In a survey of more than 1000 Brits, 76% of digital-first direct bank customers say they are ‘very satisfied’ with their banking relationships, compared to 69% of those who bank with one of the top 50 global banks.
These challengers also outperform established high street banks on key performance metrics including privacy, security, problem solving and real-time payments. However, incumbent banks outdo their upstart rivals when it comes to providing easy-to-use digital payments - the payment mode of preference for younger consumers.
All generations except baby boomers turn to their mobile phones first when interacting with their bank; more than desktop PCs, ATMs or bank branches. This trend is led by young millennials, with 76% of digital bank interactions conducted via mobile, while only 21% prefer desktops and laptops. For baby boomers, or those over the age of 53 however, desktops and laptops remain the preferred channel at 66%.
Overall, just one in five consumers surveyed had heard of the term ‘open banking’, with little generational difference. When defined, 55% say they believe the potential risks outweigh the potential benefits of open banking, with just 10% believing benefits outweigh risks, and 35% unsure.
Bruce Jennings, strategic development director, FIS, says: "This year’s Pace findings show just how competitive the UK market has become.
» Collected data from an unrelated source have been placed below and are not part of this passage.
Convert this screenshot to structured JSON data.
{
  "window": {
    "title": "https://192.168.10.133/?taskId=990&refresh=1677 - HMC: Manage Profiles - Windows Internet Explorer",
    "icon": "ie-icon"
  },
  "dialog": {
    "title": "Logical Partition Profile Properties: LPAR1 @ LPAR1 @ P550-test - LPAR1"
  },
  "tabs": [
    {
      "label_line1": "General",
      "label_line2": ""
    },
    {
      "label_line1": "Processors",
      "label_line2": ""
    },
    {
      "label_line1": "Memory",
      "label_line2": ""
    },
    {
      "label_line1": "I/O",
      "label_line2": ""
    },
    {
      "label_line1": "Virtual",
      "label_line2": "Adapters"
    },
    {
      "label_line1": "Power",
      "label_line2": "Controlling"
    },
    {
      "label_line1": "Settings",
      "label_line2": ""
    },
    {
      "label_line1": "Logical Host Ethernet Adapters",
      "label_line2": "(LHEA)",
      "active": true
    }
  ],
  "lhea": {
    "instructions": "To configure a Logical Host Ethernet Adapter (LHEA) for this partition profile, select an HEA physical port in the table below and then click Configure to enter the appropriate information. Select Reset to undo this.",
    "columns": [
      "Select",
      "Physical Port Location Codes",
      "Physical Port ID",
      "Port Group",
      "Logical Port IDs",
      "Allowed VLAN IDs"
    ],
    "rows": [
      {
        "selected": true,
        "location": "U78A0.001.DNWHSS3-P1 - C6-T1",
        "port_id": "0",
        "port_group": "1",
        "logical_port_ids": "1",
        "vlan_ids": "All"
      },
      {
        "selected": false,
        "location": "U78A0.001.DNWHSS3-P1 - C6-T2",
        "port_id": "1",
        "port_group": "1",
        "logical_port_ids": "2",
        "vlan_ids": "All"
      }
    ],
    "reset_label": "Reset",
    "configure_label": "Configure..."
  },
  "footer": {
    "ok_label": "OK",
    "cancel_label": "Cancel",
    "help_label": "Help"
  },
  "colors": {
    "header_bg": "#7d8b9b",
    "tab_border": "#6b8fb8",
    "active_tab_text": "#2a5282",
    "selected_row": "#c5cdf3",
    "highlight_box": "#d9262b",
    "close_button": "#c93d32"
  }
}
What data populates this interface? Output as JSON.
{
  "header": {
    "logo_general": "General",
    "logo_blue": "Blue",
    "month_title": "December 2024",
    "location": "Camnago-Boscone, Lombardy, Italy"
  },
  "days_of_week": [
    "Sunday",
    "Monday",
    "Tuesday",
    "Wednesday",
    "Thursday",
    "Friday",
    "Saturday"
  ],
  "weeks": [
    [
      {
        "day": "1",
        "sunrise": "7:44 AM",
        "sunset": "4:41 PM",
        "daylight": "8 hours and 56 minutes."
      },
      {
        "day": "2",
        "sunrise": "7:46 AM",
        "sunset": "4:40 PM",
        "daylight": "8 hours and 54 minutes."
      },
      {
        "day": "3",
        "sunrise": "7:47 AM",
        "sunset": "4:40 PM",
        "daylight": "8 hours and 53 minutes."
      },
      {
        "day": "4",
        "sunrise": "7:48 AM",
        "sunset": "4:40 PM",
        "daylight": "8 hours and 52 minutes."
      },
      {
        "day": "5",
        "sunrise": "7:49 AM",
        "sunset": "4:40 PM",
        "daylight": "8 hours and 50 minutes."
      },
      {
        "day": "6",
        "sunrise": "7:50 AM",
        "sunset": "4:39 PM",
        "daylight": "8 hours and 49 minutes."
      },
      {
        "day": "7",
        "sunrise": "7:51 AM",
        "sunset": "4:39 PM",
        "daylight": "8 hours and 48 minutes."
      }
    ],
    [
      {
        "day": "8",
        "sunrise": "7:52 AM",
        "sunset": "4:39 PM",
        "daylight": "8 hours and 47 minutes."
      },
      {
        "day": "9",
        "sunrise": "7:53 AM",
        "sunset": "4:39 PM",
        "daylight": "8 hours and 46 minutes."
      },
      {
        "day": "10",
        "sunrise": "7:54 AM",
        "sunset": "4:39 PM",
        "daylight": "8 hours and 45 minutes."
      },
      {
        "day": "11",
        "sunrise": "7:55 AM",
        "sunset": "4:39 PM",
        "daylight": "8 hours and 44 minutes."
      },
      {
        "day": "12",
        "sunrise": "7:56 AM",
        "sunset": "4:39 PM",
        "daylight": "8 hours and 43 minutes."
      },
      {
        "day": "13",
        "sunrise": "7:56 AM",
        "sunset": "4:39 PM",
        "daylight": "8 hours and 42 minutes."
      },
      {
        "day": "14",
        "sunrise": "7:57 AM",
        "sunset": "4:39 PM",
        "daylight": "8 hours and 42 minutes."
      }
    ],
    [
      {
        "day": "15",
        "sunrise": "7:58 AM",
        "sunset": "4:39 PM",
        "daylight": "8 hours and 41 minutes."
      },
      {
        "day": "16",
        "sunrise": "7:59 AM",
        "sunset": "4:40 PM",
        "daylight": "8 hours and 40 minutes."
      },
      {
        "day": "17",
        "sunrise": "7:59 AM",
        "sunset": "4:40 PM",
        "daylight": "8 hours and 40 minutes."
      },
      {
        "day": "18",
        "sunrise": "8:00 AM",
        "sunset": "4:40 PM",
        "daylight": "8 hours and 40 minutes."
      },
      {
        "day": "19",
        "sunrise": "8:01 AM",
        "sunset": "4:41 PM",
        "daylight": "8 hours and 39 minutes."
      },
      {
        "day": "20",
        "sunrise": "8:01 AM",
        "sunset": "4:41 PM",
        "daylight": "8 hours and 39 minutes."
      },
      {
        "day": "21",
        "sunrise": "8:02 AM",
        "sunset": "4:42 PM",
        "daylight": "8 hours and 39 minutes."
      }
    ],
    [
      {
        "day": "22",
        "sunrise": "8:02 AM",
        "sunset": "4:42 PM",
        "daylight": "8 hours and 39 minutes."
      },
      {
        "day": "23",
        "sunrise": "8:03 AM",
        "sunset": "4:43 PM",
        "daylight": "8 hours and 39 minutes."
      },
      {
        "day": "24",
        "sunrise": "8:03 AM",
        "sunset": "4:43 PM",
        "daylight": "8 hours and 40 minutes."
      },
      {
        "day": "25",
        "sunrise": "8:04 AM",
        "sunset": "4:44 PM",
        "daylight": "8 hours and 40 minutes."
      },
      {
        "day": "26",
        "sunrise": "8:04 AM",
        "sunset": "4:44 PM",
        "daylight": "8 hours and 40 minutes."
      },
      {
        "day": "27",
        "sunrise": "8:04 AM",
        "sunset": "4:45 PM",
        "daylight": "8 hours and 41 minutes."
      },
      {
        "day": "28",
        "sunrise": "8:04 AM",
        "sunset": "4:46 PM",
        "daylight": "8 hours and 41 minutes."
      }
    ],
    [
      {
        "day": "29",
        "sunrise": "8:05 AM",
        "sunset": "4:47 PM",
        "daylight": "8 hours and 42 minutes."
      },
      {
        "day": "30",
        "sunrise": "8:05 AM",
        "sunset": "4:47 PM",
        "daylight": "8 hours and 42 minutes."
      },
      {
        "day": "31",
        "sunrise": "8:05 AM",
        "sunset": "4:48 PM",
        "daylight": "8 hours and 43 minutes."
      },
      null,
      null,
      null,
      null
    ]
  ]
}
Consumers are demanding ever-more consistent and convenient banking experiences, and it’s the mobile interface - not physical locations or even personnel - that are now the face of a bank.
"This presents a clear advantage for the digital-first challenger banks that have entered the market in the wake of PSD2. For long-established banks, open banking provides an opportunity to leverage consumers’ favourable views of their security protocols and engage the right technology partners to add the ancillary products and services customers want.
"However they must first complete the long-avoided digital transformation to ensure they can effectively serve today’s customers and maintain their market dominance."